Algunos llegan a tachar la innovación de ideología, «la ideología del capitalismo tecnológico» (así Eduard Aibar, en El culto a la innovación de 2023). Por fortuna, este punto de vista es claramente minoritario. Innovar es prosperar. Y prosperar, no solo en términos de crecimiento económico, siendo esto ya de por sí deseable. Innovar es también prosperar en derechos, en todos ellos, en cualesquiera de ellos, sean del tipo que sean.
Es necesario y urgente que Europa abandone esa dicotomía falsa entre innovación y regulación, que consume lo mejor de nuestras energías. En la UE, los hitos en materia digital se cuentan y se miden, sobre todo, en términos de normas aprobadas. Así se desprendía, por ejemplo, de la intervención en un evento especializado de 2023 en Madrid de una importante alto cargo de la Dirección general de la Comisión especializada en estos temas (DGConnect): los éxitos del Comisario del ramo fueron jalonados al paso, casi una tras otra, de todas las normas acordadas durante su gestión. Ni una palabra sobre iniciativas en favor de un uso fiable, pero también pionero y decidido de estas tecnologías.
La tecnología digital, la IA, puede poner en riesgo derechos. ¿Qué tecnología no?

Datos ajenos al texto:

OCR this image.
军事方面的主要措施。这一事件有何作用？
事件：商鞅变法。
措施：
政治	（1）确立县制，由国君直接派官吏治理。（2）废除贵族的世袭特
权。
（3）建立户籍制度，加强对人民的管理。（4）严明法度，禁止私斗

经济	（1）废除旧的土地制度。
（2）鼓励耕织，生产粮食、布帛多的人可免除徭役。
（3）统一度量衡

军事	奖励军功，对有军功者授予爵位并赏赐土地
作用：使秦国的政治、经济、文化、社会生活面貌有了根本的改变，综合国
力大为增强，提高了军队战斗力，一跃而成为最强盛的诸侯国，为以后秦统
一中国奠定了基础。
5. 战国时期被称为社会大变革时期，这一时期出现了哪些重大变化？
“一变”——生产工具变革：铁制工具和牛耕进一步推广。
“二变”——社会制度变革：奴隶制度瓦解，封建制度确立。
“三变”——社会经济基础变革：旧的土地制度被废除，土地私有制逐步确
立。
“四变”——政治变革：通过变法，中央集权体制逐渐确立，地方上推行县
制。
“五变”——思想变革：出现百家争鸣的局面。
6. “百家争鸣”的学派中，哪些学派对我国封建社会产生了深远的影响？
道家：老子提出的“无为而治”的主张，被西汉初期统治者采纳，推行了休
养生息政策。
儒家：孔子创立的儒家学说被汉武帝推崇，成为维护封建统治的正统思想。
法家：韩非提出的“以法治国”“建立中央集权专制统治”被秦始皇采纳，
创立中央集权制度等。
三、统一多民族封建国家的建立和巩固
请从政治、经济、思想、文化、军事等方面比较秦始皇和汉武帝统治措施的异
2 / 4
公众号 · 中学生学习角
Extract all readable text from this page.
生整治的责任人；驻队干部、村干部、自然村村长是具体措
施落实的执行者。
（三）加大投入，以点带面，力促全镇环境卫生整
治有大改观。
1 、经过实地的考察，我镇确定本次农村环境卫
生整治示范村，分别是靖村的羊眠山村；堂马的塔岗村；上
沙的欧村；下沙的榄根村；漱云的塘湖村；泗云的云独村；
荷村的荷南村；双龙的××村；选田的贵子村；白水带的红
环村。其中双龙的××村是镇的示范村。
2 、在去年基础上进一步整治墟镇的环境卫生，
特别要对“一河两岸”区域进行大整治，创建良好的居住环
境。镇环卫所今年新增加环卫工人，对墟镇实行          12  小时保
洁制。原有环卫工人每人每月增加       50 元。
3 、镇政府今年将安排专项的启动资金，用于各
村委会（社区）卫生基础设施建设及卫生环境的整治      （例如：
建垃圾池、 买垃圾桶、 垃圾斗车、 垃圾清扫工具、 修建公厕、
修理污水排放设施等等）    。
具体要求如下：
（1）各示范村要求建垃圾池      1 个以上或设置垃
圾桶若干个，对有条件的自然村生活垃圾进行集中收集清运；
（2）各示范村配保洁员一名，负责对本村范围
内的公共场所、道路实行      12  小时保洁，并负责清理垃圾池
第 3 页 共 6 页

Aunque también puede garantizarlos y reforzarlos. Entorpecer a la IA a comienzos del siglo XXI sería equivalente a hacerlo al tren de vapor a inicios del XIX, o a Internet a fines del XX. Y el actual enfoque europeo puede terminar entorpeciéndola. Necesitamos una regulación que, salvaguardando en la mayor medida posible nuestros derechos, nos ayude sin embargo a utilizar en la mayor medida posible estas tecnologías. Iniciativas como el Paquete de Innovación en IA apuntan en la dirección correcta. La LIA lo hace en mucha menor medida, pese a ser consciente de deberlo lograr.